What Does Bladder Cancer Look Like on a Cystoscopy?

A cystoscopy is a medical procedure that uses a specialized diagnostic tool to visually inspect the bladder and urethra. This technique involves inserting a thin tube equipped with a camera and light, known as a cystoscope, through the urethra and into the bladder. Cystoscopy serves as a primary method for diagnosing, monitoring, and managing bladder cancer due to the high likelihood of recurrence. The procedure provides immediate visual evidence of abnormal growths, aiding in treatment planning.

Understanding the Cystoscopy Procedure

Preparation for a cystoscopy varies depending on the type of anesthesia used. For a flexible cystoscopy, which often uses a local anesthetic gel, patients can typically eat and drink normally beforehand and may not require a driver. A rigid cystoscopy, however, often requires general or spinal anesthesia, necessitating fasting for several hours prior to the procedure. The patient is positioned on their back, and a local anesthetic is applied to minimize discomfort as the scope is gently inserted.

Once the cystoscope is advanced into the bladder, sterile fluid is infused through the scope to distend the bladder walls. This stretching allows the physician to achieve a clear, unobstructed view of the entire bladder lining. The examination usually lasts between five and twenty minutes, though it may take longer if tissue samples are collected. The patient may feel a sensation of needing to urinate as the bladder fills with fluid.

Visual Indicators of Bladder Cancer

When a physician examines the bladder lining through the cystoscope, they look for specific visual characteristics that suggest cancerous growth. Bladder tumors generally present in one of two main morphological forms: papillary or sessile. Papillary tumors are the more common type, often appearing as growths with long, thin, finger-like projections extending into the bladder cavity. These growths tend to be associated with lower-grade, non-muscle-invasive disease.

In contrast, sessile or non-papillary tumors are flatter and spread out along the bladder lining, lacking the distinct stalk of papillary lesions. These tumors can appear as a thickened, reddened, or velvety area on the bladder wall. This flat appearance can make them more challenging to detect visually during a standard cystoscopy. A specific type of sessile lesion is carcinoma in situ (CIS), which is a high-grade, non-invasive cancer that presents as a flat patch.

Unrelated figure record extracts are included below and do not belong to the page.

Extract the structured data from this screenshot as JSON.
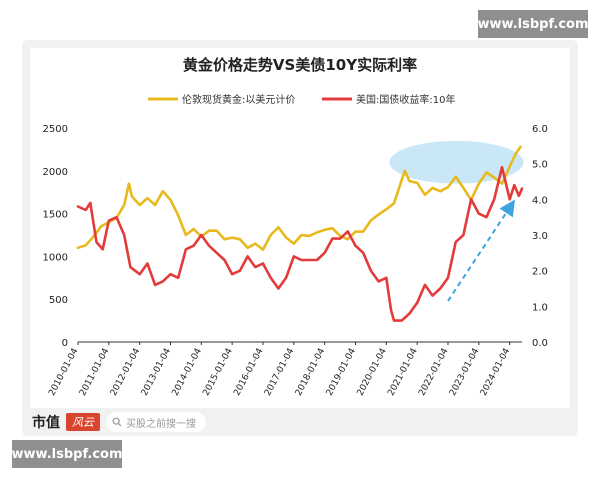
{
  "watermark_text": "www.lsbpf.com",
  "footer": {
    "brand": "市值",
    "brand_logo_text": "风云",
    "search_placeholder": "买股之前搜一搜"
  },
  "colors": {
    "gold": "#e8b91c",
    "red": "#e23b3b",
    "ellipse": "#bfe3f5",
    "arrow": "#3aa5e0"
  },
  "chart_data": {
    "type": "line",
    "title": "黄金价格走势VS美债10Y实际利率",
    "legend_position": "top",
    "grid": false,
    "x_tick_labels": [
      "2010-01-04",
      "2011-01-04",
      "2012-01-04",
      "2013-01-04",
      "2014-01-04",
      "2015-01-04",
      "2016-01-04",
      "2017-01-04",
      "2018-01-04",
      "2019-01-04",
      "2020-01-04",
      "2021-01-04",
      "2022-01-04",
      "2023-01-04",
      "2024-01-04"
    ],
    "xlim": [
      2010.0,
      2024.4
    ],
    "y_left": {
      "lim": [
        0,
        2500
      ],
      "ticks": [
        "0",
        "500",
        "1000",
        "1500",
        "2000",
        "2500"
      ],
      "tick_values": [
        0,
        500,
        1000,
        1500,
        2000,
        2500
      ]
    },
    "y_right": {
      "lim": [
        0,
        6.0
      ],
      "ticks": [
        "0.0",
        "1.0",
        "2.0",
        "3.0",
        "4.0",
        "5.0",
        "6.0"
      ],
      "tick_values": [
        0,
        1,
        2,
        3,
        4,
        5,
        6
      ]
    },
    "series": [
      {
        "name": "伦敦现货黄金:以美元计价",
        "axis": "left",
        "color": "#e8b91c",
        "x": [
          2010.0,
          2010.25,
          2010.5,
          2010.75,
          2011.0,
          2011.25,
          2011.5,
          2011.65,
          2011.75,
          2012.0,
          2012.25,
          2012.5,
          2012.75,
          2013.0,
          2013.25,
          2013.5,
          2013.75,
          2014.0,
          2014.25,
          2014.5,
          2014.75,
          2015.0,
          2015.25,
          2015.5,
          2015.75,
          2016.0,
          2016.25,
          2016.5,
          2016.75,
          2017.0,
          2017.25,
          2017.5,
          2017.75,
          2018.0,
          2018.25,
          2018.5,
          2018.75,
          2019.0,
          2019.25,
          2019.5,
          2019.75,
          2020.0,
          2020.25,
          2020.6,
          2020.75,
          2021.0,
          2021.25,
          2021.5,
          2021.75,
          2022.0,
          2022.25,
          2022.5,
          2022.75,
          2023.0,
          2023.25,
          2023.5,
          2023.75,
          2024.0,
          2024.2,
          2024.35
        ],
        "y": [
          1100,
          1130,
          1230,
          1350,
          1400,
          1450,
          1600,
          1850,
          1700,
          1600,
          1680,
          1600,
          1760,
          1660,
          1480,
          1250,
          1320,
          1230,
          1300,
          1300,
          1200,
          1220,
          1200,
          1100,
          1150,
          1080,
          1250,
          1340,
          1220,
          1150,
          1250,
          1240,
          1280,
          1310,
          1330,
          1240,
          1200,
          1290,
          1290,
          1420,
          1490,
          1550,
          1620,
          2000,
          1880,
          1860,
          1720,
          1800,
          1760,
          1810,
          1930,
          1800,
          1660,
          1850,
          1980,
          1920,
          1850,
          2050,
          2200,
          2280
        ]
      },
      {
        "name": "美国:国债收益率:10年",
        "axis": "right",
        "color": "#e23b3b",
        "x": [
          2010.0,
          2010.25,
          2010.4,
          2010.6,
          2010.8,
          2011.0,
          2011.25,
          2011.5,
          2011.7,
          2012.0,
          2012.25,
          2012.5,
          2012.75,
          2013.0,
          2013.25,
          2013.5,
          2013.75,
          2014.0,
          2014.25,
          2014.5,
          2014.75,
          2015.0,
          2015.25,
          2015.5,
          2015.75,
          2016.0,
          2016.25,
          2016.5,
          2016.75,
          2017.0,
          2017.25,
          2017.5,
          2017.75,
          2018.0,
          2018.25,
          2018.5,
          2018.75,
          2019.0,
          2019.25,
          2019.5,
          2019.75,
          2020.0,
          2020.15,
          2020.25,
          2020.5,
          2020.75,
          2021.0,
          2021.25,
          2021.5,
          2021.75,
          2022.0,
          2022.25,
          2022.5,
          2022.75,
          2023.0,
          2023.25,
          2023.5,
          2023.75,
          2024.0,
          2024.15,
          2024.3,
          2024.4
        ],
        "y": [
          3.8,
          3.7,
          3.9,
          2.8,
          2.6,
          3.4,
          3.5,
          3.0,
          2.1,
          1.9,
          2.2,
          1.6,
          1.7,
          1.9,
          1.8,
          2.6,
          2.7,
          3.0,
          2.7,
          2.5,
          2.3,
          1.9,
          2.0,
          2.4,
          2.1,
          2.2,
          1.8,
          1.5,
          1.8,
          2.4,
          2.3,
          2.3,
          2.3,
          2.5,
          2.9,
          2.9,
          3.1,
          2.7,
          2.5,
          2.0,
          1.7,
          1.8,
          0.9,
          0.6,
          0.6,
          0.8,
          1.1,
          1.6,
          1.3,
          1.5,
          1.8,
          2.8,
          3.0,
          4.0,
          3.6,
          3.5,
          4.0,
          4.9,
          4.0,
          4.4,
          4.1,
          4.3
        ]
      }
    ],
    "annotations": [
      {
        "type": "ellipse",
        "x_range": [
          2020.1,
          2024.45
        ],
        "y_left_range": [
          1850,
          2350
        ]
      },
      {
        "type": "dashed-arrow",
        "from": [
          2022.0,
          1.15
        ],
        "to": [
          2024.1,
          3.9
        ],
        "axis": "right"
      }
    ]
  }
}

Carcinoma in situ is particularly concerning because its subtle visual appearance, sometimes resembling an inflamed or irritated area, means it can be overlooked. CIS cells are highly abnormal and carry a significant risk of progression to more aggressive, muscle-invasive disease. Cancerous lesions are often pink or red due to increased vascularity. Tumors can form anywhere on the bladder wall, but the specific location may influence treatment planning.

Not all abnormal findings seen during the procedure are cancerous. Non-cancerous conditions, such as inflammation from a urinary tract infection (UTI), benign polyps, or changes like squamous metaplasia, can sometimes mimic malignancy. UTIs, which can cause symptoms like blood in the urine, may also coexist with bladder cancer, complicating the initial assessment. The visual examination is therefore a screening tool that identifies suspicious areas requiring further investigation.

Determining Grade and Stage

To confirm the presence of cancer and determine its characteristics, the next necessary action is usually a Transurethral Resection of Bladder Tumor (TURBT). This procedure involves using instruments passed through the cystoscope to surgically remove the entire visible tumor or a tissue sample (biopsy). The tissue is then sent to a pathologist for microscopic analysis.

The pathologist determines two distinct features: the tumor’s grade and its stage. Grade refers to how abnormal the cancer cells look under the microscope, which indicates their potential aggressiveness. Low-grade tumors have cells that look somewhat similar to normal cells, grow slowly, and are less likely to spread. High-grade tumors consist of cells that are highly abnormal, are more aggressive, and have a greater likelihood of recurring or progressing.

The tumor’s stage describes how far the cancer has grown into the layers of the bladder wall. Staging uses the TNM system, where ‘T’ indicates the depth of tumor invasion. Non-muscle-invasive bladder cancer (NMIBC), such as Ta or T1, means the tumor is confined to the inner lining or the layer just beneath it. Muscle-invasive bladder cancer (MIBC) is a more advanced stage, indicating the tumor has penetrated the deeper muscle layer of the bladder wall.